In this project we aim to try and implement a generative recurrent model with the goal of generating a genre appropriate and fitting melody for a given song lyrics. We choose this subject due to our interests in music and because we believe that solving a sophisticated task in one domain could lead to discovery of solution and better understanding of tasks in other domain.
Over the last couple of years there has been a considerable amount of work in the field of music generation, from the MusicVAE [RER+18] network that is based on an hierarchial recurrent variational autoencoder architecture that is able to generate completely new musical scores by utilizing its highly robust latent space. Another interesting paper in the field is JukeBox [DJP+20] that uses sparse transformers that were trained on compressed musical scores to generate new music given an artist, genre and lyrics. But neither of these papers or others in the field focus extensively on melody generation for a specific lyrics using a natural language processing approach.
Our general approach to the lyrics to note problem involves the solving of the following sub-problems:
- Being able to map the various different musical notes to a meaningful semantic latent space.
- Map the various single letter characters to a meaningful latent space.
- Using our mappings to map a single character to a note (a classification problem).
In order to solve these sub-problems we intend to take the following steps:
- To this end we wish to propose an encoder-decoder sequence to sequence architecture that will map a given sequence of characters to their corresponding notes in order to create a melody.
- During training we intend to use teacher forcing in order to avoid error accumulation in the decoder.
2.2.1 The Dataset
In our project we use the DALI [MBCHP18] dataset, this dataset contains hierarchial and vertical information about each sub component of the song lyrics and melody (notes).

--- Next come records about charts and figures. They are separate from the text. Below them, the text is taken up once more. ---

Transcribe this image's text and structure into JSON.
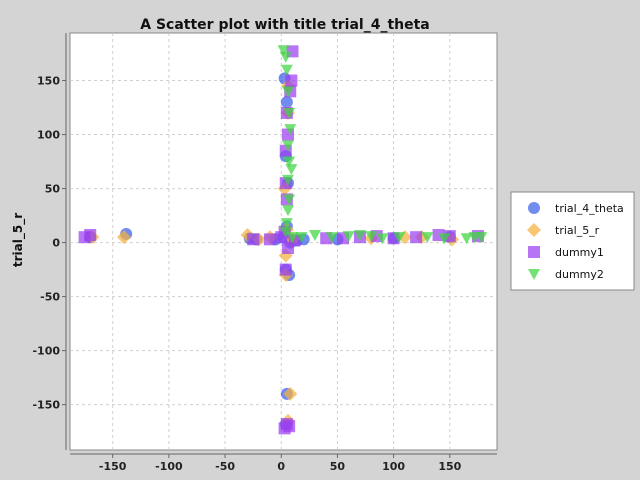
{
  "chart_data": {
    "type": "scatter",
    "title": "A Scatter plot with title trial_4_theta",
    "xlabel": "",
    "ylabel": "trial_5_r",
    "xlim": [
      -188,
      192
    ],
    "ylim": [
      -192,
      194
    ],
    "xticks": [
      -150,
      -100,
      -50,
      0,
      50,
      100,
      150
    ],
    "yticks": [
      -150,
      -100,
      -50,
      0,
      50,
      100,
      150
    ],
    "grid": true,
    "legend_position": "right",
    "series": [
      {
        "name": "trial_4_theta",
        "color": "#3a5ee8",
        "marker": "circle",
        "points": [
          [
            -170,
            5
          ],
          [
            -138,
            8
          ],
          [
            -28,
            4
          ],
          [
            -22,
            3
          ],
          [
            -5,
            3
          ],
          [
            2,
            5
          ],
          [
            3,
            152
          ],
          [
            5,
            130
          ],
          [
            4,
            80
          ],
          [
            6,
            55
          ],
          [
            5,
            15
          ],
          [
            4,
            -25
          ],
          [
            7,
            -30
          ],
          [
            5,
            -140
          ],
          [
            4,
            -168
          ],
          [
            8,
            0
          ],
          [
            14,
            2
          ],
          [
            20,
            3
          ],
          [
            50,
            3
          ],
          [
            100,
            4
          ],
          [
            150,
            5
          ]
        ]
      },
      {
        "name": "trial_5_r",
        "color": "#f7b23f",
        "marker": "diamond",
        "points": [
          [
            -168,
            5
          ],
          [
            -140,
            5
          ],
          [
            -30,
            7
          ],
          [
            -20,
            3
          ],
          [
            -10,
            5
          ],
          [
            5,
            12
          ],
          [
            6,
            120
          ],
          [
            6,
            145
          ],
          [
            3,
            50
          ],
          [
            4,
            -12
          ],
          [
            4,
            -30
          ],
          [
            8,
            -140
          ],
          [
            6,
            -165
          ],
          [
            10,
            3
          ],
          [
            80,
            4
          ],
          [
            110,
            5
          ],
          [
            125,
            5
          ],
          [
            152,
            3
          ]
        ]
      },
      {
        "name": "dummy1",
        "color": "#9b3ef0",
        "marker": "square",
        "points": [
          [
            -175,
            5
          ],
          [
            -170,
            7
          ],
          [
            -25,
            3
          ],
          [
            -10,
            3
          ],
          [
            0,
            5
          ],
          [
            3,
            10
          ],
          [
            5,
            40
          ],
          [
            4,
            55
          ],
          [
            4,
            85
          ],
          [
            6,
            100
          ],
          [
            5,
            120
          ],
          [
            8,
            140
          ],
          [
            9,
            150
          ],
          [
            10,
            177
          ],
          [
            4,
            -25
          ],
          [
            6,
            -5
          ],
          [
            5,
            -168
          ],
          [
            3,
            -172
          ],
          [
            7,
            -170
          ],
          [
            12,
            2
          ],
          [
            40,
            4
          ],
          [
            55,
            4
          ],
          [
            70,
            5
          ],
          [
            85,
            6
          ],
          [
            100,
            4
          ],
          [
            120,
            5
          ],
          [
            140,
            7
          ],
          [
            150,
            6
          ],
          [
            175,
            6
          ]
        ]
      },
      {
        "name": "dummy2",
        "color": "#3ed63e",
        "marker": "triangle-down",
        "points": [
          [
            2,
            178
          ],
          [
            4,
            172
          ],
          [
            5,
            160
          ],
          [
            6,
            140
          ],
          [
            7,
            120
          ],
          [
            8,
            105
          ],
          [
            6,
            90
          ],
          [
            7,
            75
          ],
          [
            9,
            68
          ],
          [
            6,
            58
          ],
          [
            7,
            40
          ],
          [
            6,
            30
          ],
          [
            5,
            18
          ],
          [
            4,
            10
          ],
          [
            10,
            5
          ],
          [
            18,
            5
          ],
          [
            30,
            7
          ],
          [
            45,
            5
          ],
          [
            60,
            6
          ],
          [
            70,
            7
          ],
          [
            80,
            6
          ],
          [
            90,
            4
          ],
          [
            105,
            5
          ],
          [
            130,
            5
          ],
          [
            145,
            4
          ],
          [
            165,
            4
          ],
          [
            172,
            5
          ],
          [
            178,
            5
          ]
        ]
      }
    ]
  }
}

Figure 1: Each paragraph is divided to lines and each lines to words and each line to notes

Figure 2: At each point we know to which component in the hierarchy each sub component belongs to
From this dataset we are able to extract for each character in the lyrics its associated note and the word that it is part of. We also added additional vocabulary wise markers for spaces and starting notes (i.e for a start of A4 a tag of A4S was created) for the semantic information. In addition to this in order to avoid the problem of large buffers of EOS we took only the sentences that had a length around the median.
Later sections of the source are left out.